# Fine-Tuning Bert for text Classification - PROTOTYPING
## ECHR Violation Prediction
Following the tutorial of [huggingface](https://huggingface.co/docs/transformers/tasks/sequence_classification)

### Load the prorotyping subset of the dataset.

In [None]:
import pandas as pd

df_train = pd.read_csv('ECHR_Dataset_Sub/EN_train_sub.csv')
df_dev = pd.read_csv('ECHR_Dataset_Sub/EN_dev_sub.csv')
df_test = pd.read_csv('ECHR_Dataset_Sub/EN_test_sub.csv')

In [None]:
print(df_train[['VIOLATED_ARTICLES']])

In [None]:
# print VIOLATED_ARTICLES and labels
print(df_train[['VIOLATED_ARTICLES', 'LABEL']].sample(10))

### Prepare Dataset: use just text and label columns

In [None]:
# remove all columns except text and label
df_train = df_train[['TEXT', 'LABEL']]
df_dev = df_dev[['TEXT', 'LABEL']]
df_test = df_test[['TEXT', 'LABEL']]

print(df_train.head())

In [None]:
train_values = df_train['TEXT'].values
dev_values = df_dev['TEXT'].values
test_values = df_test['TEXT'].values

df_train['TEXT'] = ["".join(x) for x in train_values]
df_dev['TEXT'] = ["".join(x) for x in dev_values]
df_test['TEXT'] = ["".join(x) for x in test_values]


In [None]:
print(type(df_train['TEXT'][0]))
df_train['TEXT'][0]

In [None]:
# change name TEXT to text and LABEL to label
df_train.rename(columns={'TEXT': 'text', 'LABEL': 'label'}, inplace=True)
df_dev.rename(columns={'TEXT': 'text', 'LABEL': 'label'}, inplace=True)
df_test.rename(columns={'TEXT': 'text', 'LABEL': 'label'}, inplace=True)

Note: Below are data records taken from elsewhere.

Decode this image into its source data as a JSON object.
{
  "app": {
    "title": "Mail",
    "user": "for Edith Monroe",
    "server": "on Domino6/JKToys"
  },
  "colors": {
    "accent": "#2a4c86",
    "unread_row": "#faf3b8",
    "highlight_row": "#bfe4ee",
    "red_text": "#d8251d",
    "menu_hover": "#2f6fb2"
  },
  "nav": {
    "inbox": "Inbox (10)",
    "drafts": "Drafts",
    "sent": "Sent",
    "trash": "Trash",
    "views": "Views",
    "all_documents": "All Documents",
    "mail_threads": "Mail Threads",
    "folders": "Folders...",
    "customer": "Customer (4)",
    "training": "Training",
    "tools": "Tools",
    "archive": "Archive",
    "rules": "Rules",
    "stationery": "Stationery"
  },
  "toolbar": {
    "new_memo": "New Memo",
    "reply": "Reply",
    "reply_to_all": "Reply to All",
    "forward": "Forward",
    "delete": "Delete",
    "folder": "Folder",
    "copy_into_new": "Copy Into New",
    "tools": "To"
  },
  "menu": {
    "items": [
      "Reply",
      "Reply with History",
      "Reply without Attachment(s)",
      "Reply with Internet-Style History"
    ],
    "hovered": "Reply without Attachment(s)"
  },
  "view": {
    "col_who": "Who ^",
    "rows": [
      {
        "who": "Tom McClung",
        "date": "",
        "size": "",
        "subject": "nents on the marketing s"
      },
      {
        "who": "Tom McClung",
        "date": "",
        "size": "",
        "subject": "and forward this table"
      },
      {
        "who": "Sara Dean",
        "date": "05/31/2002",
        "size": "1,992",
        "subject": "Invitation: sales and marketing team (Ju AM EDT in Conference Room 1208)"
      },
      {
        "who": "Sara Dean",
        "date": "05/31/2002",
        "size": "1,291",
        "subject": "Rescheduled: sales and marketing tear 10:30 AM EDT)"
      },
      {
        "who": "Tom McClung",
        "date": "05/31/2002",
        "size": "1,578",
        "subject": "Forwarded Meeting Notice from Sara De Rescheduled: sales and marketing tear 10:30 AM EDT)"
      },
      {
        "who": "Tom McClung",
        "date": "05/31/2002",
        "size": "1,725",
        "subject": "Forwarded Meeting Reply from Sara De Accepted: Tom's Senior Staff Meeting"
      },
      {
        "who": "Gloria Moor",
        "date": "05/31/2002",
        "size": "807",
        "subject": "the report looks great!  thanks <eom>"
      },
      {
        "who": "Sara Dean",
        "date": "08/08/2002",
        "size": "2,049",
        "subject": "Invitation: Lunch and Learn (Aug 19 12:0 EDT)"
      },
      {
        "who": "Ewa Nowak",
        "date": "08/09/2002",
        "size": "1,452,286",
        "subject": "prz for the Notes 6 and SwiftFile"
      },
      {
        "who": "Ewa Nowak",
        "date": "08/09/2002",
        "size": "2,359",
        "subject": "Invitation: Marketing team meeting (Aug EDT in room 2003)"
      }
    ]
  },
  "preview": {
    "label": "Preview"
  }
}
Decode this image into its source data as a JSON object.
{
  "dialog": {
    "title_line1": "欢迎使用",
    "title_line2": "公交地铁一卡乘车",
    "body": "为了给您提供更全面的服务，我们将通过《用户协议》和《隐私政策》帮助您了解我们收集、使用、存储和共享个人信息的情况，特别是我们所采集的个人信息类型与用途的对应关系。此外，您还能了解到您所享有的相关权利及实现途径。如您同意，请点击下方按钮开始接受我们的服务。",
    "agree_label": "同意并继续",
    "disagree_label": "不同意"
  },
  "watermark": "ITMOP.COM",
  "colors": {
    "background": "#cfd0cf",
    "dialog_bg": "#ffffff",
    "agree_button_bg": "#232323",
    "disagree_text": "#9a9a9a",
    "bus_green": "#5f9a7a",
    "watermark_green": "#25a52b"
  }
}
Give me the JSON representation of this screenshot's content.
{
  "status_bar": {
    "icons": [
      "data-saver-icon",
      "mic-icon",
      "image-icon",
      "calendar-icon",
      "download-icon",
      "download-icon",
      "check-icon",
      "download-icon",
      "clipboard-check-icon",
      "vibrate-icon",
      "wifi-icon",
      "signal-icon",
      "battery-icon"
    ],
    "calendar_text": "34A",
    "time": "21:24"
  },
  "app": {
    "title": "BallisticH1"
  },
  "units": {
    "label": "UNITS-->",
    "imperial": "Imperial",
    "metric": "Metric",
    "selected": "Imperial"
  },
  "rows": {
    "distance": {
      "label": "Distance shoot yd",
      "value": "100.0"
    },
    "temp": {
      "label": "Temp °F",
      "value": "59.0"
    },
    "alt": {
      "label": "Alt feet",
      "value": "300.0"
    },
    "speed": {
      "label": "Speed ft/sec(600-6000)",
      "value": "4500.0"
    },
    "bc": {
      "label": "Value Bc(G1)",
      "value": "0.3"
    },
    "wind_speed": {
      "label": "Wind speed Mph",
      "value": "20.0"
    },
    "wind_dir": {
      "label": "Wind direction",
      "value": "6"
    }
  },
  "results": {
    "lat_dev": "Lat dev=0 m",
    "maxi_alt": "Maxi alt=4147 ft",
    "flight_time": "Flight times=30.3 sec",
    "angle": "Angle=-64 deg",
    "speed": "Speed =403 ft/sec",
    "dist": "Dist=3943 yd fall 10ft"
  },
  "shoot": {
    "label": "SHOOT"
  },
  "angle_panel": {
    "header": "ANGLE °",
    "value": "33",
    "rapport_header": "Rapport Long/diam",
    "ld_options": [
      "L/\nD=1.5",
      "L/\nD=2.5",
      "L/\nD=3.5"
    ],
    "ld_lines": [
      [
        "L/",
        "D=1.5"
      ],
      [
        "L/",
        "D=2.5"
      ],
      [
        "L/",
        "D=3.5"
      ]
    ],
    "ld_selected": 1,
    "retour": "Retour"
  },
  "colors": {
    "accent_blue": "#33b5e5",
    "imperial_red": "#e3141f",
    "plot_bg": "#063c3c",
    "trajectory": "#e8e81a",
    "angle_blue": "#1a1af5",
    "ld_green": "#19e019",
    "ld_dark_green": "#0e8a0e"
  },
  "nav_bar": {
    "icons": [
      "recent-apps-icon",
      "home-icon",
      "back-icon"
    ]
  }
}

### Encode the text using Tokenizer pretrained form BERT

In [None]:
from transformers import AutoTokenizer

tokenizer = AutoTokenizer.from_pretrained('bert-base-uncased')

In [None]:
def preprocess_function(examples):
    return tokenizer(examples["text"])

In [None]:
# df_train from pandas dataframe to huggingface dataset format
from datasets import Dataset
train_dataset = Dataset.from_pandas(df_train)
train_dataset

In [None]:
train_dataset_tokenized = train_dataset.map(preprocess_function, batched= True)

In [None]:
print(train_dataset_tokenized)
print(train_dataset_tokenized[0]['input_ids'].__len__())

In [None]:
# do the same for df_dev
dev_dataset = Dataset.from_pandas(df_dev)
dev_dataset_tokenized = dev_dataset.map(preprocess_function, batched=True)
print(dev_dataset_tokenized[0]['input_ids'].__len__())
dev_dataset_tokenized


In [None]:
type(dev_dataset_tokenized[0]['input_ids'])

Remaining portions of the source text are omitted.